“Scotch. Bring the decanter,” murmured Dysart to the servant.
When it was served he drained the glass, refilled it, and turned in the rest of the mineral water. Before he spoke he emptied the glass again and rang for more mineral water. Then he looked at Duane and said in a low voice:
“I thought you were worried the other day when I saw you at my house.”
“What is that to you?”
Dysart said: “You were very kind—under provocation.”
“I was not kind on your account.”
“I understand. But I don’t forget such things.”
Duane glanced at him in profound contempt. Here was the stereotyped scoundrel with the classical saving trait—the one conventionally inevitable impulse for good shining like a diamond on a muck-heap—his apparently disinterested affection for his father.
“You were very decent to me that day,” Dysart said. “You had something to say to me—but were good enough not to. I came over to-night to give you a chance to curse me out. It’s the square thing to do.”
“What do you know about square dealing?”
“Go on.”
“I have nothing to add.”
“Then I have if you’ll let me.” He paused; the other remained silent. “I’ve this to say: you are worried sick; I saw that. What worries you concerns your father. You were merciful to mine. I’ll do what I can for you.”
He swallowed half of what remained in his iced glass, set it back on the table with fastidious precision:
“The worst that can happen to your father is to lose control of the Yo Espero property. I think he is going to lose it. They’ve crowded me out. If I could have endured the strain I’d have stood by your father—for what you did for mine.... But I couldn’t, Mallett.”

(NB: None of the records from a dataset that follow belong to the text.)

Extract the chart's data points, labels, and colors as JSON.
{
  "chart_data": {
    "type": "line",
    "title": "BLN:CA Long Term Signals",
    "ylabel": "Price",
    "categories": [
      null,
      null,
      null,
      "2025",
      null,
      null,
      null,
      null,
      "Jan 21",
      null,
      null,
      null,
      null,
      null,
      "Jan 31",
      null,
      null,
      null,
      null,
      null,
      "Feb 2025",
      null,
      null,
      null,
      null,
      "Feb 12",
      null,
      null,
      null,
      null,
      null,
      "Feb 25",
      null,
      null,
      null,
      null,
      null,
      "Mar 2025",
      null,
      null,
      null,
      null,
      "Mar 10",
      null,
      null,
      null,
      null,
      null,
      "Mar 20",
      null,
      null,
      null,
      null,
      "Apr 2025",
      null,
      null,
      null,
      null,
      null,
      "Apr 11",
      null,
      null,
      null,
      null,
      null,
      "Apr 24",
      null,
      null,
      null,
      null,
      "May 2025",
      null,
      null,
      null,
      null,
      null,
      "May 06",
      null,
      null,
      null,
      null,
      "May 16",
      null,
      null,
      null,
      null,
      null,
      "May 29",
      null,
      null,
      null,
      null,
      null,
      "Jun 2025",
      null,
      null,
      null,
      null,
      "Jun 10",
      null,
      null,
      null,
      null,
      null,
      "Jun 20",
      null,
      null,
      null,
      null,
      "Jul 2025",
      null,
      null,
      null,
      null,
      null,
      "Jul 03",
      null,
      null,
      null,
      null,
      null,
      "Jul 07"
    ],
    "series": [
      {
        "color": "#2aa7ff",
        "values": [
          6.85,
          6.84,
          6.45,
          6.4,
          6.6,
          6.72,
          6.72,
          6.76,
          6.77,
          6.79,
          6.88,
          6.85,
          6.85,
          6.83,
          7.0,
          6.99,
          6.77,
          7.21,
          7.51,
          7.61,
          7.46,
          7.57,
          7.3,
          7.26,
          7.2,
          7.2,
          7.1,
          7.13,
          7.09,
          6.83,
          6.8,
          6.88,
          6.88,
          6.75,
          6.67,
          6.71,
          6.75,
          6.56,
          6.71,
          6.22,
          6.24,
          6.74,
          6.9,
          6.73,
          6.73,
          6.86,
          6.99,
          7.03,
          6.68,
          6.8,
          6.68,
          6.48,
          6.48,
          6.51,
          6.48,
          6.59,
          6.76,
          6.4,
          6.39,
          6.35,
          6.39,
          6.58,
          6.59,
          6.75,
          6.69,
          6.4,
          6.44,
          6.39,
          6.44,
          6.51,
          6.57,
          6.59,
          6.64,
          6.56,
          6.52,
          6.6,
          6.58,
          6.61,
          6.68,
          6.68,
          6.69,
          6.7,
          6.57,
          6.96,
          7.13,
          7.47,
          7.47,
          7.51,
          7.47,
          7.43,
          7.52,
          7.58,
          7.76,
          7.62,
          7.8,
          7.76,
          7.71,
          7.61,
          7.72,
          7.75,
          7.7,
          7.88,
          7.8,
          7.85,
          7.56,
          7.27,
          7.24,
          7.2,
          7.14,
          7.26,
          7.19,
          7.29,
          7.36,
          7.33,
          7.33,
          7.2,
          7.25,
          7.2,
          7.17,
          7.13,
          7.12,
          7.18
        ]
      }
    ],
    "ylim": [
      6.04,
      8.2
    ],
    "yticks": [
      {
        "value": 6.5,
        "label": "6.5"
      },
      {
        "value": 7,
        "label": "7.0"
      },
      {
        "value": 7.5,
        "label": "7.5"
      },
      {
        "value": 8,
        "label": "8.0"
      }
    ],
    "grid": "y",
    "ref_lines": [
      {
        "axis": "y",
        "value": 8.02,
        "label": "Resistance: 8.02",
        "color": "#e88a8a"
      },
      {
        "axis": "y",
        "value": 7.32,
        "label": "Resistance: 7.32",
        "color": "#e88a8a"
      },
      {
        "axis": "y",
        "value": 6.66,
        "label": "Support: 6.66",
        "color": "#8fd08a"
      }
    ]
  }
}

He moistened his lips again; leaned forward:
“I think I know one thing about you, anyway; and I’m not afraid you’d ever use any words of mine against me——”
“Don’t say them!” retorted Duane sharply.
But Dysart went on:
“You have no respect for me. You found out one thing about me that settled me in your opinion. Outside of that, however, you never liked me.”
“That is perfectly true.”
“I know it. And I want to say now that it was smouldering irritation from that source—wounded vanity, perhaps—coupled with worry and increasing cares, that led to that outburst of mine. I never really believed that my wife needed any protection from the sort of man you are. You are not that kind.”
“That also is true.”
“And I know it. And now I’ve cleared up these matters; and there’s another.” He bit his lip, thought a moment, then with a deep, long breath:
“When you struck me that night I—deserved it. I was half crazy, I think—with what I had done—with a more material but quite as ruinous situation developing here in town—with domestic complications—never mind where all the fault lay—it was demoralising me. Do you think that I am not perfectly aware that I stand very much alone among men? Do you suppose that I am not aware of my personal unpopularity as far as men are concerned? I have never had an intimate friend—except Delancy Grandcourt. And I’ve treated him like a beast. There’s something wrong about me; there always has been.”